Ai Weiwei hasn’t left Beijing for 18 months, and is closely monitored every time he steps outside his house, but even so he manages to keep up a close association with the UK’s cultural scene. He is guest editor of the latest edition of New Statesman magazine to be published this Thursday. And last weekend, he took part — albeit remotely — in the Serpentine Gallery’s Memory Marathon, the final event before the Serpentine Pavilion which Ai designed with Swiss architects Herzog & de Meuron was dismantled yesterday (Monday). His thoughts on the subject of memory were projected on screens alongside the beliefs of leading artists, writers, filmmakers, scientists, architects, musicians and theorists.
A nation’s loss of memory, cutting the connection between generations is a method of totalitarian control that Ai Weiwei described in an interview for Index on Censorship magazine:
You simply burn all the books, kill all of the thinking people and use the poor proletariat to create a very simple benchmark to gauge social change…After just two or three generations deprived of continuity in education we inevitably become completely cut off from our own past.
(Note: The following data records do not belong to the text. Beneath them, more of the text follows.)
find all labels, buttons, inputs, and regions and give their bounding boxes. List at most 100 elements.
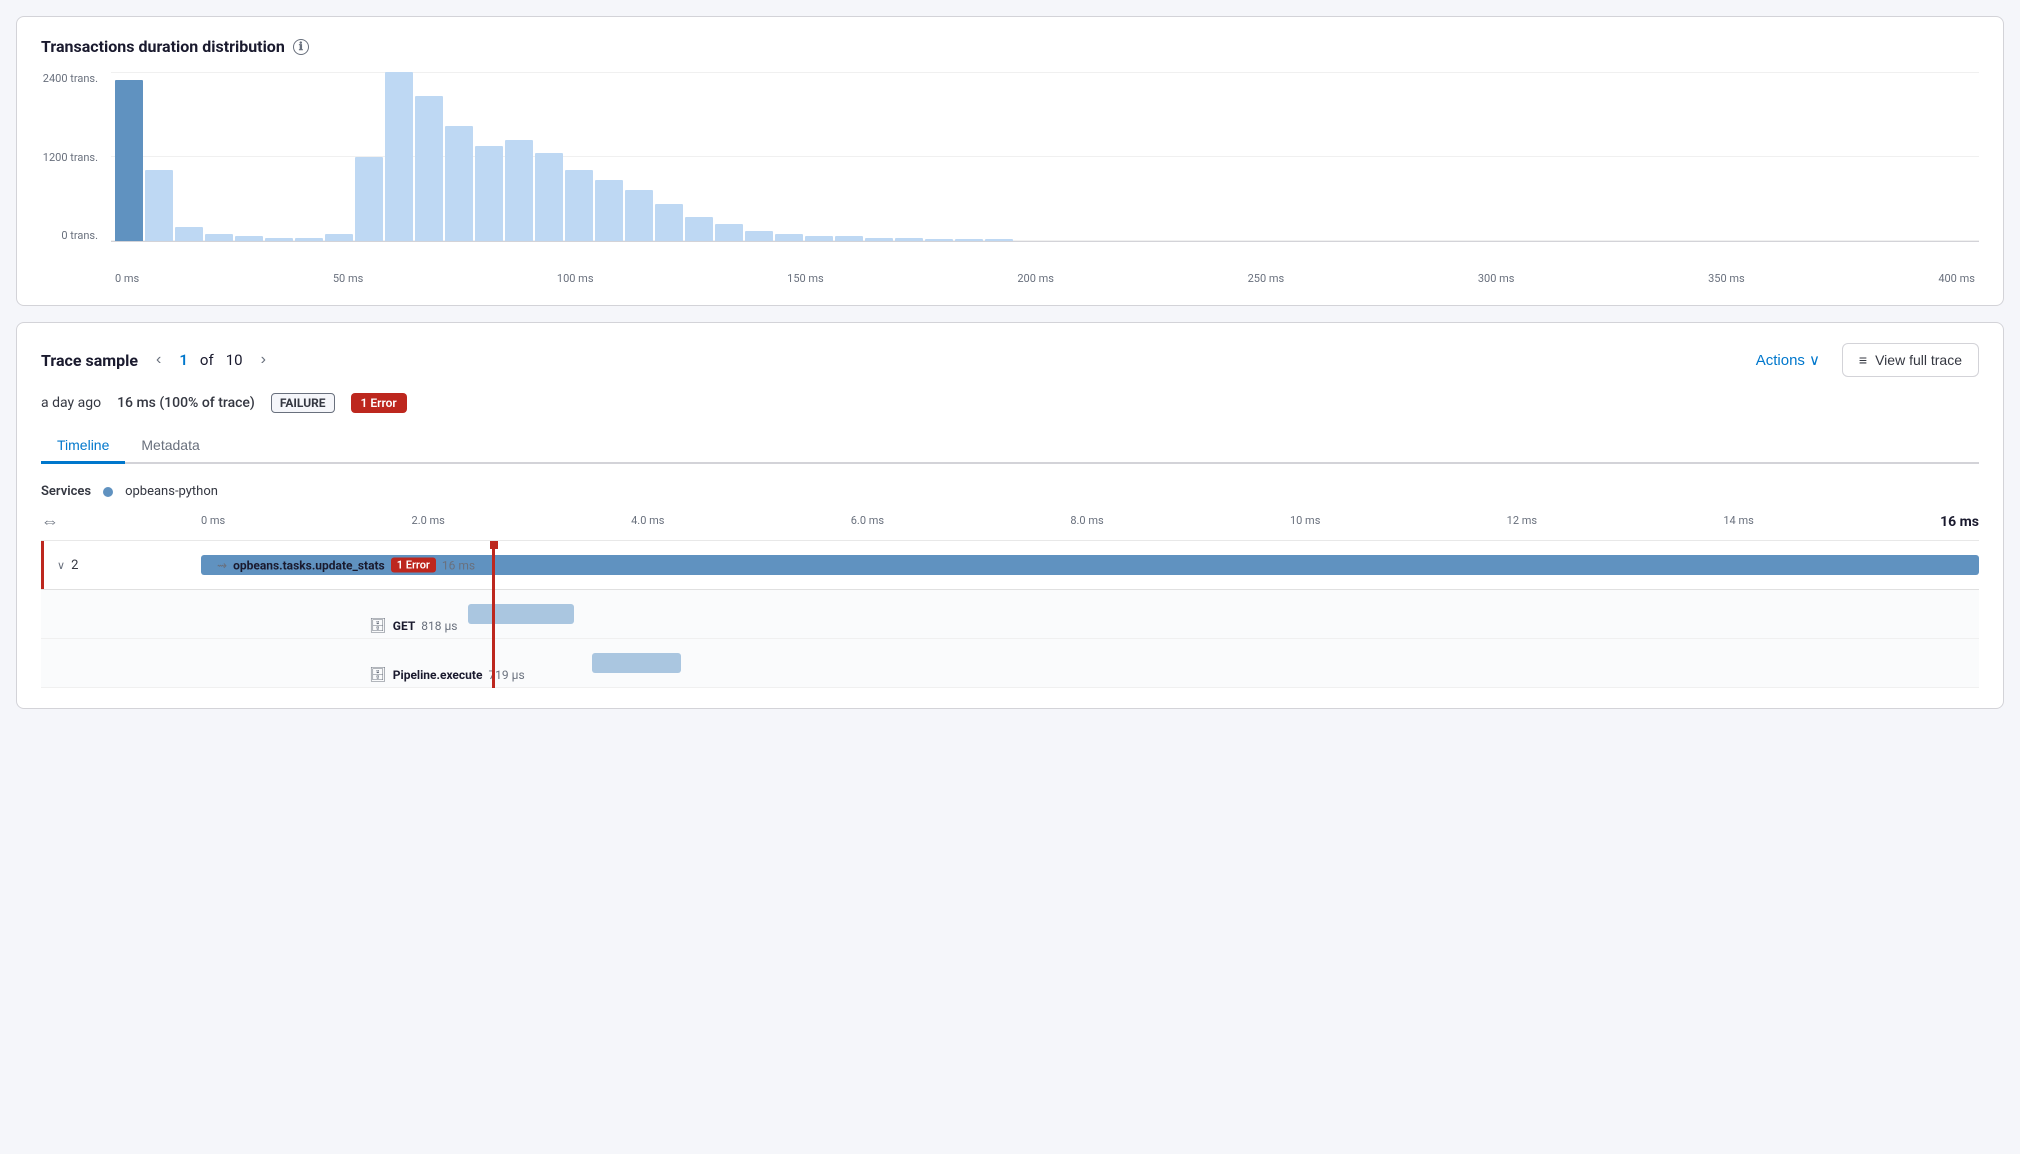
y-axis: 2400 trans. 1200 trans. 0 trans. — [41, 72, 106, 242]
x-axis-label: 50 ms — [333, 272, 363, 285]
timeline-tick: 6.0 ms — [851, 514, 884, 530]
chart-bar[interactable] — [595, 180, 623, 241]
view-trace-label: View full trace — [1875, 352, 1962, 368]
timeline-tick: 4.0 ms — [631, 514, 664, 530]
chart-bar[interactable] — [145, 170, 173, 241]
x-axis-label: 0 ms — [115, 272, 139, 285]
actions-chevron-icon: ∨ — [1809, 351, 1820, 369]
tab-metadata[interactable]: Metadata — [125, 429, 215, 464]
view-full-trace-button[interactable]: ≡ View full trace — [1842, 343, 1979, 377]
timeline-left-col: ⇔ — [41, 511, 201, 532]
chart-bar[interactable] — [655, 204, 683, 241]
current-page: 1 — [179, 351, 188, 369]
chart-bar[interactable] — [265, 238, 293, 241]
chart-bar[interactable] — [985, 239, 1013, 241]
chart-bar[interactable] — [805, 236, 833, 241]
x-axis-label: 100 ms — [557, 272, 594, 285]
y-label-mid: 1200 trans. — [43, 151, 98, 164]
timeline-tick: 10 ms — [1290, 514, 1320, 530]
chart-bar[interactable] — [835, 236, 863, 241]
timeline: ⇔ 0 ms2.0 ms4.0 ms6.0 ms8.0 ms10 ms12 ms… — [41, 511, 1979, 688]
chart-title-text: Transactions duration distribution — [41, 37, 285, 56]
trace-actions-group: Actions ∨ ≡ View full trace — [1746, 343, 1979, 377]
timeline-header: ⇔ 0 ms2.0 ms4.0 ms6.0 ms8.0 ms10 ms12 ms… — [41, 511, 1979, 541]
trace-row-bar: 🗄 Pipeline.execute 719 µs — [201, 639, 1979, 687]
db-icon: 🗄 — [369, 667, 387, 683]
trace-row-bar: 🗄 GET 818 µs — [201, 590, 1979, 638]
span-label: 🗄 Pipeline.execute 719 µs — [201, 667, 1979, 683]
timeline-tick: 0 ms — [201, 514, 225, 530]
error-indicator — [41, 541, 44, 589]
y-label-top: 2400 trans. — [43, 72, 98, 85]
trace-row: 🗄 Pipeline.execute 719 µs — [41, 639, 1979, 688]
chart-area: 2400 trans. 1200 trans. 0 trans. — [41, 72, 1979, 272]
trace-sample-panel: Trace sample ‹ 1 of 10 › Actions ∨ ≡ Vie… — [16, 322, 2004, 709]
span-label: 🗄 GET 818 µs — [201, 618, 1979, 634]
chart-bar[interactable] — [625, 190, 653, 241]
chart-bar[interactable] — [925, 239, 953, 241]
of-label: of — [200, 351, 214, 369]
chart-bar[interactable] — [685, 217, 713, 241]
chart-bar[interactable] — [415, 96, 443, 241]
actions-button[interactable]: Actions ∨ — [1746, 345, 1830, 375]
span-error-badge: 1 Error — [391, 558, 436, 573]
chart-bar[interactable] — [715, 224, 743, 241]
trace-row-left: ∨ 2 — [41, 558, 201, 573]
trace-title-group: Trace sample ‹ 1 of 10 › — [41, 349, 272, 371]
x-axis-label: 400 ms — [1938, 272, 1975, 285]
chart-bar[interactable] — [565, 170, 593, 241]
trace-row-bar: ⇝ opbeans.tasks.update_stats 1 Error 16 … — [201, 541, 1979, 589]
service-name: opbeans-python — [125, 484, 218, 499]
bars-wrapper — [111, 72, 1979, 241]
x-axis-label: 150 ms — [787, 272, 824, 285]
actions-label: Actions — [1756, 352, 1805, 369]
chart-bar[interactable] — [175, 227, 203, 241]
chart-bar[interactable] — [535, 153, 563, 241]
chart-title-row: Transactions duration distribution ℹ — [41, 37, 1979, 56]
total-pages: 10 — [226, 351, 243, 369]
failure-badge: FAILURE — [271, 393, 335, 413]
x-axis-label: 250 ms — [1248, 272, 1285, 285]
chart-bar[interactable] — [325, 234, 353, 241]
chart-bar[interactable] — [205, 234, 233, 241]
chart-bar[interactable] — [385, 72, 413, 241]
chart-bar[interactable] — [505, 140, 533, 241]
timeline-tick: 14 ms — [1723, 514, 1753, 530]
trace-row: ∨ 2 ⇝ opbeans.tasks.update_stats 1 Error… — [41, 541, 1979, 590]
chart-bar[interactable] — [295, 238, 323, 241]
chart-bar[interactable] — [955, 239, 983, 241]
trace-meta: a day ago 16 ms (100% of trace) FAILURE … — [41, 393, 1979, 413]
timeline-scale-icon: ⇔ — [41, 511, 59, 532]
expand-icon[interactable]: ∨ — [57, 559, 65, 572]
chart-bar[interactable] — [355, 157, 383, 242]
x-axis-label: 300 ms — [1478, 272, 1515, 285]
span-duration: 818 µs — [421, 619, 457, 633]
span-duration: 16 ms — [442, 558, 475, 572]
distribution-chart-panel: Transactions duration distribution ℹ 240… — [16, 16, 2004, 306]
x-axis-label: 350 ms — [1708, 272, 1745, 285]
db-icon: 🗄 — [369, 618, 387, 634]
x-axis: 0 ms50 ms100 ms150 ms200 ms250 ms300 ms3… — [111, 272, 1979, 285]
chart-bar[interactable] — [115, 80, 143, 241]
tabs: Timeline Metadata — [41, 429, 1979, 464]
chart-bar[interactable] — [445, 126, 473, 241]
chart-info-icon[interactable]: ℹ — [293, 39, 309, 55]
trace-title: Trace sample — [41, 351, 138, 370]
error-marker-dot — [490, 541, 498, 549]
chart-bar[interactable] — [745, 231, 773, 241]
timeline-tick: 2.0 ms — [412, 514, 445, 530]
trace-row: 🗄 GET 818 µs — [41, 590, 1979, 639]
timeline-tick-end: 16 ms — [1940, 514, 1979, 530]
error-badge: 1 Error — [351, 393, 407, 413]
prev-page-button[interactable]: ‹ — [150, 349, 167, 371]
next-page-button[interactable]: › — [255, 349, 272, 371]
chart-bar[interactable] — [775, 234, 803, 241]
chart-bar[interactable] — [475, 146, 503, 241]
bars-area[interactable] — [111, 72, 1979, 242]
timeline-tick: 12 ms — [1507, 514, 1537, 530]
tab-timeline[interactable]: Timeline — [41, 429, 125, 464]
chart-bar[interactable] — [235, 236, 263, 241]
span-name: Pipeline.execute — [393, 668, 483, 682]
chart-bar[interactable] — [895, 238, 923, 241]
chart-bar[interactable] — [865, 238, 893, 241]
The latest twist in Ai Weiwei’s tax case is that officials are withdrawing his business licence, Fake Cultural Development (Ai’s business  vehicle) had not met registration requirements — unsurprisingly all the necessary documents and the company stamp were confiscated by the police last year. The upside of this ruling is that Ai will not have to pay the rest of the tax bill, but his passport has not been returned and he still cannot travel within China.